Not a Drop to Drink

Not a Drop to Drink

Filmmaker Abhishek Swain makes a point about conserving water in 30 seconds.

A poster of the film Life Drop; (left) Ashishek Swain

Abhishek Swain’s black-and-white film, Life Drop, unfolds as a series of images of children and water and lasts only 30 seconds. “A child dies every 30 seconds due to lack of clean and safe drinking water. A child died somewhere in the world while you were watching this film,” says the Odisha-based filmmaker, who shot the film at the Bonda Hills in Koraput. Life Drop was screened at the National Film Achieve of India, Pune, in March and won the Best Film Award at the Human Rights Short Film Festival in Bangladesh in April. In 2018, the 21-year-old filmmaker won Best Film and Best Script, among others, for the film A Daughter’s Letter at Ignite Film Festival. Excerpts from an email interview:

How did you start working on this 30-second film? 

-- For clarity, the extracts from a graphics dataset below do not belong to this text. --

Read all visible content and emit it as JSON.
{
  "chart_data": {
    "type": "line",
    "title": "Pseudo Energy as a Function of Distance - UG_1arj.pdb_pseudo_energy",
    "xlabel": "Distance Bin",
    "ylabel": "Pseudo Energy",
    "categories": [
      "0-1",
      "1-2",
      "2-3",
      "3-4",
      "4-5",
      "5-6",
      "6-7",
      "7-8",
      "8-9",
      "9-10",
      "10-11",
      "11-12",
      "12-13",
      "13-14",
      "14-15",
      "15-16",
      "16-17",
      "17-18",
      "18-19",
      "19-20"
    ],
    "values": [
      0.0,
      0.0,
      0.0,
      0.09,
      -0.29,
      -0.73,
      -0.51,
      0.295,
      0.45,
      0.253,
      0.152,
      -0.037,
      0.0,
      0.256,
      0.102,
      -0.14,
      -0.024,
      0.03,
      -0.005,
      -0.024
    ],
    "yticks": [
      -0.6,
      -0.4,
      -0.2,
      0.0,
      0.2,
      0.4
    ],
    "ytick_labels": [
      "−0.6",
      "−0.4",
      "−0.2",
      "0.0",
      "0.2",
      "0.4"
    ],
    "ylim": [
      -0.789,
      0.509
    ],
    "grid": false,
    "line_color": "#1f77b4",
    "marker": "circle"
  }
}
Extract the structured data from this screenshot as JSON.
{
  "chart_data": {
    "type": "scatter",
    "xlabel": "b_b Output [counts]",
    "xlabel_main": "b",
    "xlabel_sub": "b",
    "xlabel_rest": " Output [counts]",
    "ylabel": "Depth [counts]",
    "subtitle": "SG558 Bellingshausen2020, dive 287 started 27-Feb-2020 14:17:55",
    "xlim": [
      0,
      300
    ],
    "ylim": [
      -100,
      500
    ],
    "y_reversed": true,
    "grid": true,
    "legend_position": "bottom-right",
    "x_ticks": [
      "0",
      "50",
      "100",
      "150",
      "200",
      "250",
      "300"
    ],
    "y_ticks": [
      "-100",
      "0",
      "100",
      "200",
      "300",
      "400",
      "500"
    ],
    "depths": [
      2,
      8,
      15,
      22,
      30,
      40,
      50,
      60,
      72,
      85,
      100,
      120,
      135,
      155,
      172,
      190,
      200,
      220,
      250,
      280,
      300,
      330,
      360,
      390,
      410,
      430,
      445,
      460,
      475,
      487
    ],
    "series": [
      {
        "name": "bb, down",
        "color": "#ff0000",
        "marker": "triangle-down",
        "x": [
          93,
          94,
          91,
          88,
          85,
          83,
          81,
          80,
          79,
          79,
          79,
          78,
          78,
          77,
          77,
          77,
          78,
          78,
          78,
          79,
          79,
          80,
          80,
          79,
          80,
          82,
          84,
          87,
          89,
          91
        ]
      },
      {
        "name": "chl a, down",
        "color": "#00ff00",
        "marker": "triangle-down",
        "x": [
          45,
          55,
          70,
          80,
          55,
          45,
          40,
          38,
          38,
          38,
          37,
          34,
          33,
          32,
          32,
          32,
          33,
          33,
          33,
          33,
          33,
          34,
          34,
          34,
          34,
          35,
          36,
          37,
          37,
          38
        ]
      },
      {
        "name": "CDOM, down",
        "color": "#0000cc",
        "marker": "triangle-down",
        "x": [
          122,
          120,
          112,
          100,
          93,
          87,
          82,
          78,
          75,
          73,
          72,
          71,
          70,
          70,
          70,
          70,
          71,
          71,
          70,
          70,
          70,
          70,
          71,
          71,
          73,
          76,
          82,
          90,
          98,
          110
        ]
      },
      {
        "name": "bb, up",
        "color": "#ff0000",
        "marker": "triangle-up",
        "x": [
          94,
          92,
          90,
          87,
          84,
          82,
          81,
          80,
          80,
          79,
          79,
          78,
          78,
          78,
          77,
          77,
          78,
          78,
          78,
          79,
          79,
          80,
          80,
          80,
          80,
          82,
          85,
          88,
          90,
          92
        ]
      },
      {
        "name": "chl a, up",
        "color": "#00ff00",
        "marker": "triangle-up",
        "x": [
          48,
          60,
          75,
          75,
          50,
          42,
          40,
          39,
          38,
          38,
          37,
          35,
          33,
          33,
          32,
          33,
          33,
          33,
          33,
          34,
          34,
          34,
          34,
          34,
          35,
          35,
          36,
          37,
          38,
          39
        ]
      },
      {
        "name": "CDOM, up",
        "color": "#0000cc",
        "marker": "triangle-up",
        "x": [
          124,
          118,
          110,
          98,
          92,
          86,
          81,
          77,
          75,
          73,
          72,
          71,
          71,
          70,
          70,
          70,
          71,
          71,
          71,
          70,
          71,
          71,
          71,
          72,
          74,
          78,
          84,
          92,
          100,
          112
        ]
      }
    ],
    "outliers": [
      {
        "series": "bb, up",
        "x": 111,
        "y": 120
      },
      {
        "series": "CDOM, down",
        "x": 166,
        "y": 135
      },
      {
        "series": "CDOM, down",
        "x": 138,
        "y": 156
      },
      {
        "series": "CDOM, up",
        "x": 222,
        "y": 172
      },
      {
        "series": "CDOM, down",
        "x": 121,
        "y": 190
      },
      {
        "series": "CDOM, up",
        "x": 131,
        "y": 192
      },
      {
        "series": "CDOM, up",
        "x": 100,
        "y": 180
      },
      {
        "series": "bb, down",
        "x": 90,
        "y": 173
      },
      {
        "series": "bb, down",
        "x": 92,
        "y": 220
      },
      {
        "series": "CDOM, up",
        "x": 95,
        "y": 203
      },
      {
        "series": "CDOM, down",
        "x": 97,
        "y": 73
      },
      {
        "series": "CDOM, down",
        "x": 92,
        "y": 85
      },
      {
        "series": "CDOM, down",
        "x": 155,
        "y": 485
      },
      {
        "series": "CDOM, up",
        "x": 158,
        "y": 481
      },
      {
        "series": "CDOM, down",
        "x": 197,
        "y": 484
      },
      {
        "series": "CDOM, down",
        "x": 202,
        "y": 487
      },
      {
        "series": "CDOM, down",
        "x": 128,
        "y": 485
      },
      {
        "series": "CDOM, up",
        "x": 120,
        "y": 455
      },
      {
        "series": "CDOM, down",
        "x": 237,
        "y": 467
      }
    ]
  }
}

Abhishek Swain’s black-and-white film, Life Drop, unfolds as a series of images of children and water and lasts only 30 seconds.  

I did not plan on making a 30-second film. I was experimenting with my DSLR, but when I started editing the footage, I saw the potential for a film. I converted the point-of-view shots into a 30-second footage and developed the film. Every scene changes with a drop, which provides symbolic representation of a child’s life.

The film talks about water being a human right not a privilege. How did you choose this theme?

I was inspired by an UNICEF article about how a child dies every 30 second because of unavailability of clean water. I wanted to impact the viewers with the importance of saving water. I did not expect awards or honours, especially since Life Drop was rejected at the state level. In fact, someone in the committee told me to present the movie internationally and I did so.

When did you start making films?


I recently completed my B Tech in Computer Science but was always interested in filmmaking. I started making short films three years ago but never received any formal training for it. I have worked with a few production houses but whatever I have learned has been from the internet and my mistakes.

What are your upcoming projects?

I am currently working on a documentary film on Gotipua, a dance form considered as mother of Odissi. It will feature dancers in the age-group of 7-14 years and their stories. I am going to work independently for a while.

There are some stories I want to tell which won’t be possible with big production houses.